Monday, April 2, 2012

Korean Families Split Up For Earlier Childhood Education

The Associated Press ran another story today about education in South Korea and parents desperate to give their children a competitive edge in our global economy.

Source:
COLUMBIA, Mo. (AP) — As American teenagers go, Sally Kim is pretty typical. She's crazy about singer Bruno Mars and the Plain White T's rock band, spends way too much time on Facebook and can't wait to start college in the fall. 
Yet when it comes to that familiar bane of her fellow high school seniors — uncool parents — Kim has few worries. Hers are nearly 7,000 miles away in Seoul, South Korea. They sent their only child to live with relatives in Missouri a decade ago, when she was just 8. 
The three keep in touch over Skype, but Kim craves personal contact even more than when she first arrived. 
"As I get older, it definitely gets harder," said Kim, who lives with an aunt and uncle, a college professor, and returns to her native country in the summer. "I look back, and I think I've missed out on so many years of being with my mom and dad." 
Such relocations, known as early study abroad, have surged in popularity in South Korea, where a rigid, test-driven education system, combined with intense social pressure to succeed in an English-first global economy, often means breaking up families for the sake of school. 
Some children, like Kim, live with relatives or family friends. Others move with their mothers and siblings while the fathers remain alone in Asia to work. Among Koreans, the families are known as kirogi, or "wild geese," because they visit home briefly once or twice a year before returning to their overseas outposts. 
The Korean Educational Development Institute reports that the number of pre-college students who left the country solely to study abroad increased from just over 2,000 in 1995 to a peak of nearly 30,000 in 2006. And that number did not include students whose parents work or study overseas. 
I teach several classes of Korean elementary homeroom teachers each semester.  Once a semester we have a lesson discussion about the Korean education system and its hyper competitive nature.  I usually ask them all with a show of hands how many of them would be willing to send their children abroad to receive an education in America instead of here in Korea if money was not a problem and it cost nothing (a simple alternative to Korean schools), and usually more than half raise their hands.  Korean elementary school teachers do not want their own children going to the school systems they work in because they think it is too difficult (competitive) to be a child in the South Korean education system
The number has since declined to more than 18,000 in 2009, the most recent year for which statistics are available. 
Unlike American students who usually wait until high school or college to study abroad — and generally limit the experience to a semester or two — 77 percent of Korean students in the U.S. in 2009 were in elementary or middle school, a time when they are seen as best able to learn English. 
Wild geese families are particularly common in college towns such as Columbia and Champaign-Urbana, Ill., where researchers are studying the effects on family life, culture and the economy in both countries. 
[...]
And status-conscious American parents who proudly display their children's college choices on bumper stickers have nothing on their Asian counterparts, Lee and others said.
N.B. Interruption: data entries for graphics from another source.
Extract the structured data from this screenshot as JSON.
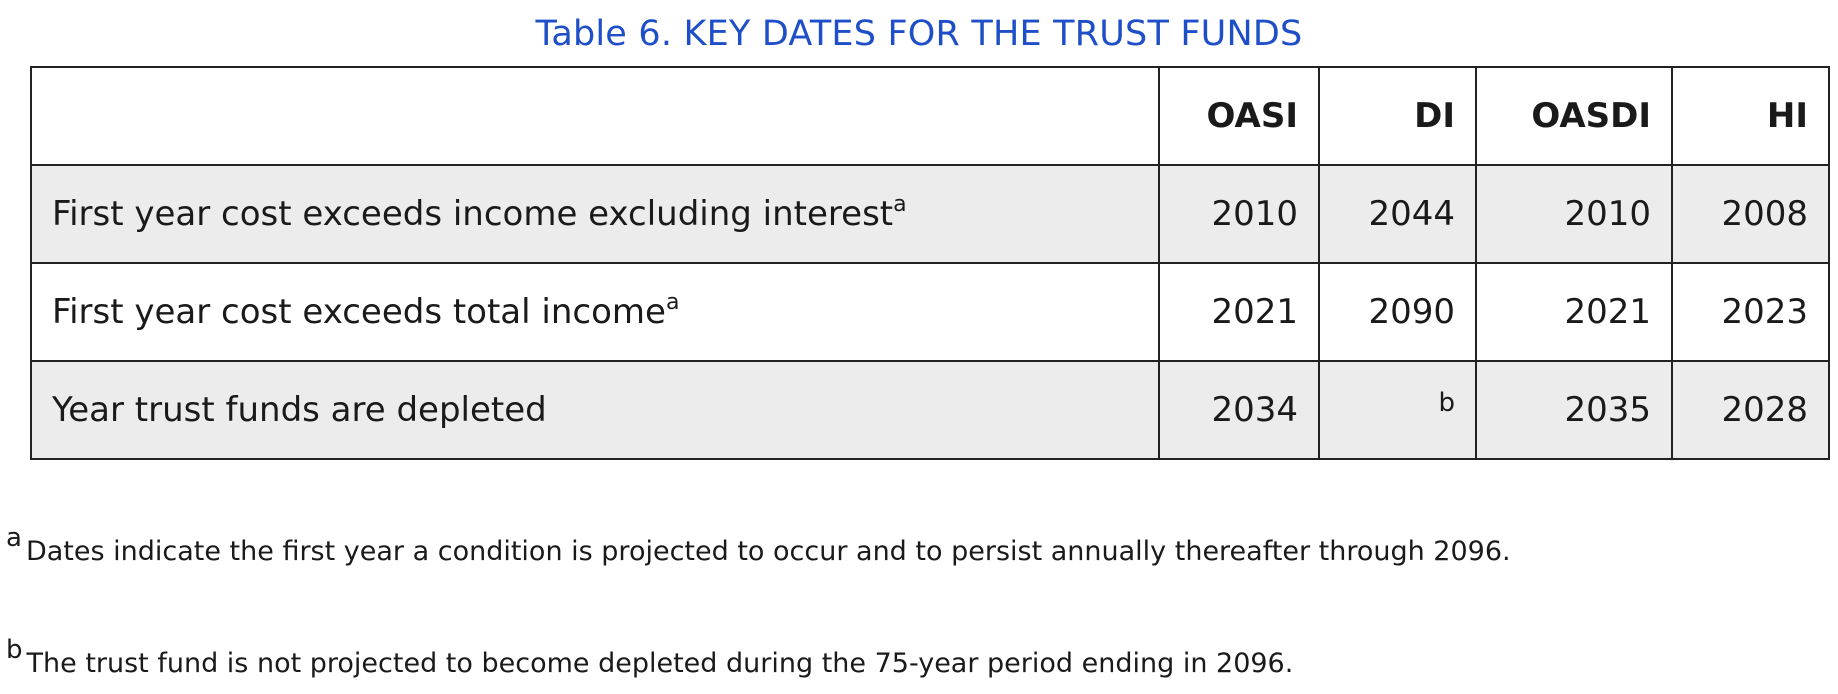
{
  "title": "Table 6. KEY DATES FOR THE TRUST FUNDS",
  "table": {
    "columns": [
      "",
      "OASI",
      "DI",
      "OASDI",
      "HI"
    ],
    "rows": [
      {
        "label": "First year cost exceeds income excluding interest",
        "label_note": "a",
        "values": [
          "2010",
          "2044",
          "2010",
          "2008"
        ]
      },
      {
        "label": "First year cost exceeds total income",
        "label_note": "a",
        "values": [
          "2021",
          "2090",
          "2021",
          "2023"
        ]
      },
      {
        "label": "Year trust funds are depleted",
        "label_note": "",
        "values": [
          "2034",
          "",
          "2035",
          "2028"
        ],
        "di_note": "b"
      }
    ]
  },
  "footnotes": [
    {
      "mark": "a",
      "text": "Dates indicate the first year a condition is projected to occur and to persist annually thereafter through 2096."
    },
    {
      "mark": "b",
      "text": "The trust fund is not projected to become depleted during the 75-year period ending in 2096."
    }
  ]
}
In South Korea, a prestigious college is seen as even more vital to prosperity, social standing and marital prospects. That message is driven home early. 
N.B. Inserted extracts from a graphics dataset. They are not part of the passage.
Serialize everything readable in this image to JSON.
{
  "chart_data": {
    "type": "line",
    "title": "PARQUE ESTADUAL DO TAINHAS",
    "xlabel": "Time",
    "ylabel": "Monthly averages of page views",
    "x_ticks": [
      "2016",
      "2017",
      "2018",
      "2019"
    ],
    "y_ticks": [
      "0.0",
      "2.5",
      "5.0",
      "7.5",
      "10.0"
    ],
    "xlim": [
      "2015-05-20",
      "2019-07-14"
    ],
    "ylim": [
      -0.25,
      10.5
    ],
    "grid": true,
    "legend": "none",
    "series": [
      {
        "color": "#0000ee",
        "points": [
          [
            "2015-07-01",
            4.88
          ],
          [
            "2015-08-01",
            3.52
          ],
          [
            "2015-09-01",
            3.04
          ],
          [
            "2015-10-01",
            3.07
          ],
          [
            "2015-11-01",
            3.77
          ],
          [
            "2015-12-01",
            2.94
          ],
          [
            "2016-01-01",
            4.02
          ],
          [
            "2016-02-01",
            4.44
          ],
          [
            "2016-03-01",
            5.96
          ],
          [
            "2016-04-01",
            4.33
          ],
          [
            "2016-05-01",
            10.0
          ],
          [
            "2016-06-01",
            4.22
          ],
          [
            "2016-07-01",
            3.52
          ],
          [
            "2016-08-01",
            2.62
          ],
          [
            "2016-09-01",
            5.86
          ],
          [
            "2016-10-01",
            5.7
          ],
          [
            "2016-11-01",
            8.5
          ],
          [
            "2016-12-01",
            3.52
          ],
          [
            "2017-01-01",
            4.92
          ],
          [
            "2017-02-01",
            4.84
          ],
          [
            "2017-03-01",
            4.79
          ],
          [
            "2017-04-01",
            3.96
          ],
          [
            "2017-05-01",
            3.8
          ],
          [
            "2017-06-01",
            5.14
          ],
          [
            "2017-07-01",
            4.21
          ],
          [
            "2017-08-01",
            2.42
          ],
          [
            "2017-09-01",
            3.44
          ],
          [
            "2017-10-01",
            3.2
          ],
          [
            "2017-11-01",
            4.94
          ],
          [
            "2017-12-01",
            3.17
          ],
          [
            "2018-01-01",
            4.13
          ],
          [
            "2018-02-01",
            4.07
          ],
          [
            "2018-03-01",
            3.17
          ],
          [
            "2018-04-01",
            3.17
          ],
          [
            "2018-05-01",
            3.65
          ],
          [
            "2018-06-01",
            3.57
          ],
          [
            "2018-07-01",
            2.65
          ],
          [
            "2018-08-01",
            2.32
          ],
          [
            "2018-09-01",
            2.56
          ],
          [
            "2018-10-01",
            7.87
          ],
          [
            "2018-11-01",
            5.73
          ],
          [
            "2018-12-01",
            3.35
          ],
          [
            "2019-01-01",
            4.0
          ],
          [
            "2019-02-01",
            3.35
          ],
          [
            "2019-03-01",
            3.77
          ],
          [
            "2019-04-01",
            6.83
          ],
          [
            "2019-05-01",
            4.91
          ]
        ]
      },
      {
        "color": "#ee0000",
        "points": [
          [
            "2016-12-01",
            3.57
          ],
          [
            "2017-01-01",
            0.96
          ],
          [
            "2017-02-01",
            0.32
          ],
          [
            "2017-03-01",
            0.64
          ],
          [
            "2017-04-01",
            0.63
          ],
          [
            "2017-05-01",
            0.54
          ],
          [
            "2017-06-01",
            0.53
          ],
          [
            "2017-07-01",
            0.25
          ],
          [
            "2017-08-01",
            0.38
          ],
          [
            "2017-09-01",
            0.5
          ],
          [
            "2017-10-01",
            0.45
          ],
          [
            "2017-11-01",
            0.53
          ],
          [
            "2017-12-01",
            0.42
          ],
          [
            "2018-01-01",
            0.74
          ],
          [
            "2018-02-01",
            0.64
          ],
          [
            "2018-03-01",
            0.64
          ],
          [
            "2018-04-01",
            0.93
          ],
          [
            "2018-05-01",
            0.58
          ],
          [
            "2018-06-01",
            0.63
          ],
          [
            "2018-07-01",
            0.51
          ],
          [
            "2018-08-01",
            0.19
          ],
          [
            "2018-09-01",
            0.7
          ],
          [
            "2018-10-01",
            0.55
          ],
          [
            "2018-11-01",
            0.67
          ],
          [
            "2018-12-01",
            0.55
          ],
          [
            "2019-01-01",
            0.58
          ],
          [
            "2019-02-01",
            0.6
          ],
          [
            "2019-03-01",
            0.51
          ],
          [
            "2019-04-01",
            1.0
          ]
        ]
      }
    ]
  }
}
"If you are not a very good student, they treat you like you're nothing," Lee said. "That kind of pressure gives too much stress to children. They are not happy." 
Kim, a senior at Columbia Independent School who's been accepted to the University of Illinois' honors program but hopes to attend Brown, recounts a similar experience as a young student in Seoul, where her father is a marketing executive and her mother owns an Italian restaurant. 
In high school, she's been able to study martial arts, join the orchestra, work on the yearbook, play varsity tennis and participate in the model United Nations club. 
Back in Korea, she said, she would have far fewer extracurricular choices. 
Many American parents would struggle with sending away their children so young or leaving a spouse behind. But Rick Williams, a former dean of students at a private Christian school in Champaign, cautioned against making judgments based on U.S. attitudes. 
At Judah Christian School, the number of high school students from Korea increased tenfold from 2000 to 2007. 
"That was a hard call for us, as an evangelical school," Williams said. "I had my students and families take me to task for not being able to understand the fabric and structure of Korean families. We were often called to task for having too much of a Western perspective."
High schools are not fun places in South Korea.  Students go to school or have to study 12 to 16 hours a day usually six days a week.  There are no extra-curricular clubs, no school dances, no fun events.  anything outside of preparing for the college entrance exam is seen as a waste of time.